CHURCH CREEK — On Saturday, Sarah Milbourne of the Maryland Park Service led a program at the big white tent at Blackwater, as part of the annual Blackwater NWR Eagle Festival. She asked an audience of adults and children,”How many of you have seen an eagle in the wild?” Lots of hands went up, in fact, just about everyone.
Forty years ago, very few would have raised their hands. Few would have gotten to spot an eagle soaring over the lakes and rivers of Maryland where they had once been plentiful. The large wingspan of a soaring eagle in Maryland had become a rarity. Today, Sarah Milbourne joyfully explains how 40 remaining nesting pairs in the 1940s have gone forth and multiplied.
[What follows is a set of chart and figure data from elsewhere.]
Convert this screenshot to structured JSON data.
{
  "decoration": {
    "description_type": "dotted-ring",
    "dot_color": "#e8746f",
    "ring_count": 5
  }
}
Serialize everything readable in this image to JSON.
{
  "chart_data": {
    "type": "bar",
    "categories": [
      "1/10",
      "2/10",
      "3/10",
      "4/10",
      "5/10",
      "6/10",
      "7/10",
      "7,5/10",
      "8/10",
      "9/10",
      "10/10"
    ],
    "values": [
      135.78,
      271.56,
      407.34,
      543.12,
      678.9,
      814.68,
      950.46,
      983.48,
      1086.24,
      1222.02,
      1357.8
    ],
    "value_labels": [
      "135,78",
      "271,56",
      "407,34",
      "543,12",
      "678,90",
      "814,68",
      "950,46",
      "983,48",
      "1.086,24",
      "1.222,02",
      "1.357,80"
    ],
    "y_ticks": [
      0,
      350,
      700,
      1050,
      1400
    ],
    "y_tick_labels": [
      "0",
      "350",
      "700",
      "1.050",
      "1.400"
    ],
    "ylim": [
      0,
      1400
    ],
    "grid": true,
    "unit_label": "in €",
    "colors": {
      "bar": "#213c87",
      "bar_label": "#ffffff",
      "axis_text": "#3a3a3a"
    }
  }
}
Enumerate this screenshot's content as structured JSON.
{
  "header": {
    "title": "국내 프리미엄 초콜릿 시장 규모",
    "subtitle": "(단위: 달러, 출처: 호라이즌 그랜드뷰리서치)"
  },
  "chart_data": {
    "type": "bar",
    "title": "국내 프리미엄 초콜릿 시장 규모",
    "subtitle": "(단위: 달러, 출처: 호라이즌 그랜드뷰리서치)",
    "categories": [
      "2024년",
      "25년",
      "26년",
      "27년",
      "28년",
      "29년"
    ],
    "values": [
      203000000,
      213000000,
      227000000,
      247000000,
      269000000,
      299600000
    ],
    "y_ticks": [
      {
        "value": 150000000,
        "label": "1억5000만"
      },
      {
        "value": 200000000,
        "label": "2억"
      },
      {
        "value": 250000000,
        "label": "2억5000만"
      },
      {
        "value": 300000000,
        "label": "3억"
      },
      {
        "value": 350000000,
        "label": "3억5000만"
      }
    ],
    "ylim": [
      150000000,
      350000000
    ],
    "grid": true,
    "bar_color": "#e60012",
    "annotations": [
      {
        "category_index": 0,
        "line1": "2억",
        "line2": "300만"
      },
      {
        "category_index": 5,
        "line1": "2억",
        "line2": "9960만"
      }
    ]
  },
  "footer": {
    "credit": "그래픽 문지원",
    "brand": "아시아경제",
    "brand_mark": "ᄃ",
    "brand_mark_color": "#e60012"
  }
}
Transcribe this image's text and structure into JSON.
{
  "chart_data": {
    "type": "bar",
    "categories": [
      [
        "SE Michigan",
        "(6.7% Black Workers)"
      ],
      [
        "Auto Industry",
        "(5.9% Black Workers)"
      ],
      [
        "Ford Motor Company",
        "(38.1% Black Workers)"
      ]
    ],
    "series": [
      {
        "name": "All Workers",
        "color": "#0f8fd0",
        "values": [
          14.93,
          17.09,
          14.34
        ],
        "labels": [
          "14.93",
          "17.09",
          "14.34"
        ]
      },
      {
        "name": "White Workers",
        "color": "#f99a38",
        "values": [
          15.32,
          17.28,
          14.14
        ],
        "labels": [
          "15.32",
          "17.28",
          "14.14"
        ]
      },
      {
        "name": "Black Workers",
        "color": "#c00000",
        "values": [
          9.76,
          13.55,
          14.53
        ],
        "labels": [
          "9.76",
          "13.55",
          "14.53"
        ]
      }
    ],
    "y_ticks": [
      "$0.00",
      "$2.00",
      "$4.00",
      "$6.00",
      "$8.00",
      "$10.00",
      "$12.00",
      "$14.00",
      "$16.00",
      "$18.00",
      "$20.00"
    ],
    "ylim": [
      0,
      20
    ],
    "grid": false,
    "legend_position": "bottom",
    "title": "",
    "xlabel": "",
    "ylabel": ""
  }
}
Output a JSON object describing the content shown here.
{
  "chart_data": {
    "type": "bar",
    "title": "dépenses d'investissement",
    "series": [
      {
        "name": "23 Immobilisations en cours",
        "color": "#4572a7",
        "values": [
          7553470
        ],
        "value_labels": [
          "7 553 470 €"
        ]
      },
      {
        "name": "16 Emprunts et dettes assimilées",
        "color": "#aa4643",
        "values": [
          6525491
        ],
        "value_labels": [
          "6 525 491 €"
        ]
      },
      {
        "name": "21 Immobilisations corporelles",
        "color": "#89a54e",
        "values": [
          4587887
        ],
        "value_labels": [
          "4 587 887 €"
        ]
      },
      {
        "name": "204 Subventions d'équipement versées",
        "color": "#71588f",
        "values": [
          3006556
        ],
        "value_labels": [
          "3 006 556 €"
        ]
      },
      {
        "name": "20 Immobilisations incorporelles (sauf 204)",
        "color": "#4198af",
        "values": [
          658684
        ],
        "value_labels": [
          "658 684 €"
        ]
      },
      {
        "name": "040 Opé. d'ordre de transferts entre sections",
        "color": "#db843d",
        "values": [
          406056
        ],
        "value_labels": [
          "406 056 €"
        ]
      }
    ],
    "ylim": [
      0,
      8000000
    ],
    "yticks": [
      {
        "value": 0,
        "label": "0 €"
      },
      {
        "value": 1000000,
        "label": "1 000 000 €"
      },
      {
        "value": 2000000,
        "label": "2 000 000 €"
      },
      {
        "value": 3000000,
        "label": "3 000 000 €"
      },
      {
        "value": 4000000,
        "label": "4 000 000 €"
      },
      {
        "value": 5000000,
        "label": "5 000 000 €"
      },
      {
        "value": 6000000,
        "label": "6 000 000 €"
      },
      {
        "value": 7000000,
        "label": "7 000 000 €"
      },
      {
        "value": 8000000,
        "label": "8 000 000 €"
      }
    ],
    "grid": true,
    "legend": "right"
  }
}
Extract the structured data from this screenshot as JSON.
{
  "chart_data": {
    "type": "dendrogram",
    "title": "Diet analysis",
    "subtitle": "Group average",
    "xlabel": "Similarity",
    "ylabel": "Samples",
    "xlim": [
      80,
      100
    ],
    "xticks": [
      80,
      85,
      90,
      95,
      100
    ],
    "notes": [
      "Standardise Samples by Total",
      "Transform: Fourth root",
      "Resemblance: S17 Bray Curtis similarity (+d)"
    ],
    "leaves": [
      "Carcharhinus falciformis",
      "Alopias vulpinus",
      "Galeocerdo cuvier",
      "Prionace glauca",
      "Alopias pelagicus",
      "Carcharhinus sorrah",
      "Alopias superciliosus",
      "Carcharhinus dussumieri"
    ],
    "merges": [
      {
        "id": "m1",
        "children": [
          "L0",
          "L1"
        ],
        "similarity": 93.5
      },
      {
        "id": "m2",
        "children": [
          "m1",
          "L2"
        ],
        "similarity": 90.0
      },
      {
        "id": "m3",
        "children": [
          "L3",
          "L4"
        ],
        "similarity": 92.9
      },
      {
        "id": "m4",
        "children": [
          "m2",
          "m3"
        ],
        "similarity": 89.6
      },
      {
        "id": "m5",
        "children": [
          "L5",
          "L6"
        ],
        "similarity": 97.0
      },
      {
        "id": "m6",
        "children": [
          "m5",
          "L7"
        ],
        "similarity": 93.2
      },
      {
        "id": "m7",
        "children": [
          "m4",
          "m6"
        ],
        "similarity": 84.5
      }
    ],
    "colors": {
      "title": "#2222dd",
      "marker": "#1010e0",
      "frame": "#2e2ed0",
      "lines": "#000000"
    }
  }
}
Our national symbol now accounts for 600,000 nesting pairs, with 600 of them in Maryland.
Naturalists credit Rachel Carson and her book Silent Spring for government action and the banning of DDT. In her book, Carson made the connection between the eagle’s pending extinction and DDT. In terms even young children understood, Ranger Milbourne explained how the popular pesticide was considered a boon to agriculture. But the poison leached through the soil, into the waterways, and into the fish, which were the eagles’ diet. The result? Eagles produced an egg with a shell so thin it cracked on the weight of the nesting parent. The rangers in the show tent on Saturday used weights and chicken eggs to demonstrate the vulnerability of the eggs, No viable eggs? No eaglets.
The 17th Eagle Festival provided other demonstrations and exhibits with owls and hawks. The entire reserve turns into one of the finest science classrooms in the country. Visitors were able to make a guided tour through the park in buses and vans and see eagles, but they checked on other varieties of waterfowl as well. Volunteers also explained the care that injured rescued birds receive. Bob Baltz, a volunteer, says that besides nutrition, the raptors get a spa treatment that means “weighed and sprayed,” and “pedicures too!” Those talons have to be trimmed. Nonetheless, the rangers and volunteers like Bob Baltz say they still get scratches and bites, but they love what they do. Sam Dixon, a hawk handler, started out as a young volunteer and enjoyed it so much that it is now her career.
The festival includes activities that challenge children, and many youngsters at the festival are regulars. Thirteen-year-old Josh Villanueva is a repeat customer. He says, “My family and I come every year. I like science and I learn new things here.”
For others with similar interests, opportunities exist at the parks and refuges. You can help count nests, watch a nest, and be part of the Maryland Bird Conservation Partnership.